Neler yeni
Blue
Red
Green
Orange
Voilet
Slate
Dark

Resullerin Konumu

sinang

New member
Katılım
10 Eyl 2006
Mesajlar
1,628
Tepkime puanı
276
Puanları
0
Konum
bezm-i ezelden
"İşte bu resullerden bazısını bazısına üstün kıldık. Allah onlardan kimiyle konuştu, kimini de derecelerle, yükseltti. Meryem oğlu İsa'ya da apaçık deliller verdik ve onu Ruhu'l-Kudüs ile destekledik." (Bakara-253)

Bu ayet, peygamberler topluluğunu diğer insanlardan ayırdığı gibi, onların kıssalarını da özetlemiş oluyor. Bu arada üstünlüğün bazı belirtilerini zikretmek suretiyle bazılarının bazılarına üstün kılındığını ifade ediyor. Bu üstünlük bazen resullerin davalarını yaydıkları çevreleriyle ilgilidir, Bir kabilenin, bir milletin, bir soyun ya da bütün soyları kapsayan milletlerin peygamberi olmaları gibi...

Aynı şekilde bu üstünlük resulün şahsına ya da ümmetine bağışlanmış bazı meziyetlerden de kaynaklanabilir.
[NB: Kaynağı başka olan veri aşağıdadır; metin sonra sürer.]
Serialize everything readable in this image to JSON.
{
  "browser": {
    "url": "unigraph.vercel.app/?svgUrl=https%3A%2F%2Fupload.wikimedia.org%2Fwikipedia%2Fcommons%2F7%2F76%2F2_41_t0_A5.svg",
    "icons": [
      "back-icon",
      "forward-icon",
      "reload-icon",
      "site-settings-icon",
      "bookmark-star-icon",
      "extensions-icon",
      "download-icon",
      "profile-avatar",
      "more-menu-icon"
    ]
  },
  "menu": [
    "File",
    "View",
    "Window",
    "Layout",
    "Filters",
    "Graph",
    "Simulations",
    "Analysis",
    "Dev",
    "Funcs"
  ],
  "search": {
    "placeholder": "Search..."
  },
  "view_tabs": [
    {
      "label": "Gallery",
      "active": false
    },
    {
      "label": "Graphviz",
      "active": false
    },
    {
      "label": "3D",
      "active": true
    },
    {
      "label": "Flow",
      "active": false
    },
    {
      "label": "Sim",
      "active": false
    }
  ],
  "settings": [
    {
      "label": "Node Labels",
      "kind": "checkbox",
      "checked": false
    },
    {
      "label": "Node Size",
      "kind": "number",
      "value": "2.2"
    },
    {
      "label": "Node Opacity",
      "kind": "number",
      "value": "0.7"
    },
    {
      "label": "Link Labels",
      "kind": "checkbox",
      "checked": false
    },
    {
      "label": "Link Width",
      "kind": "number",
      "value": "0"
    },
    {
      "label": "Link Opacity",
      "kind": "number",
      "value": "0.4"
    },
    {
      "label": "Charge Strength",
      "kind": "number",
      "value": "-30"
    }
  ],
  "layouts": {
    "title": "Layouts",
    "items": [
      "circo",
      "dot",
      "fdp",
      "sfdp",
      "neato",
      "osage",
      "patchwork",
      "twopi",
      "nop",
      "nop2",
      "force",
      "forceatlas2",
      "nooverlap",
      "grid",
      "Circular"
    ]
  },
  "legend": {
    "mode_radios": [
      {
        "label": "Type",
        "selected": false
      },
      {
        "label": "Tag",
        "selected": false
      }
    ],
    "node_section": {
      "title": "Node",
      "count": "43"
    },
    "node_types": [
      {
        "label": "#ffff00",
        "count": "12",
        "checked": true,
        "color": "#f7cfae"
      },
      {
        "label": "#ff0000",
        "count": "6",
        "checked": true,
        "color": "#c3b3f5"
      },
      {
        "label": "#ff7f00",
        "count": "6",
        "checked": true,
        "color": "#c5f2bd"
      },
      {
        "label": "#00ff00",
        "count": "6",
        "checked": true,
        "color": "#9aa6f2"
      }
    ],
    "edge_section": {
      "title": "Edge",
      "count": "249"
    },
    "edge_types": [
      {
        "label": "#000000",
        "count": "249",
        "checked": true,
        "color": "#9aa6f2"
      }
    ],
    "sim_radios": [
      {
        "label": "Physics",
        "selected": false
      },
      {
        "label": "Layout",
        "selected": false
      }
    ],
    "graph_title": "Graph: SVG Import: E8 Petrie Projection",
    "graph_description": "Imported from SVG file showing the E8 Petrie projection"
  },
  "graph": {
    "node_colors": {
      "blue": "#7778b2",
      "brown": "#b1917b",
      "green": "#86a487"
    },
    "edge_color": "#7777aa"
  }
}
Nitekim risaletin, tabiatı ya da evreni ve insan hayatının bütün yönlerini kapsamış olmasıyla da ilgilidir bu üstünlük...

Burada ayet-i celile Musa ve İsa (a.s.) hakkında iki misal vermektedir. Onların dışındakileri ise genel bir işaretle ifade etmektedir.

"... Allah onlardan kimiyle konuştu, kimini de derecelerle yükseltti. Meryem oğlu İsa'ya apaçık deliller verdik ve onu Ruhu'l-Kudüs ile destekledik."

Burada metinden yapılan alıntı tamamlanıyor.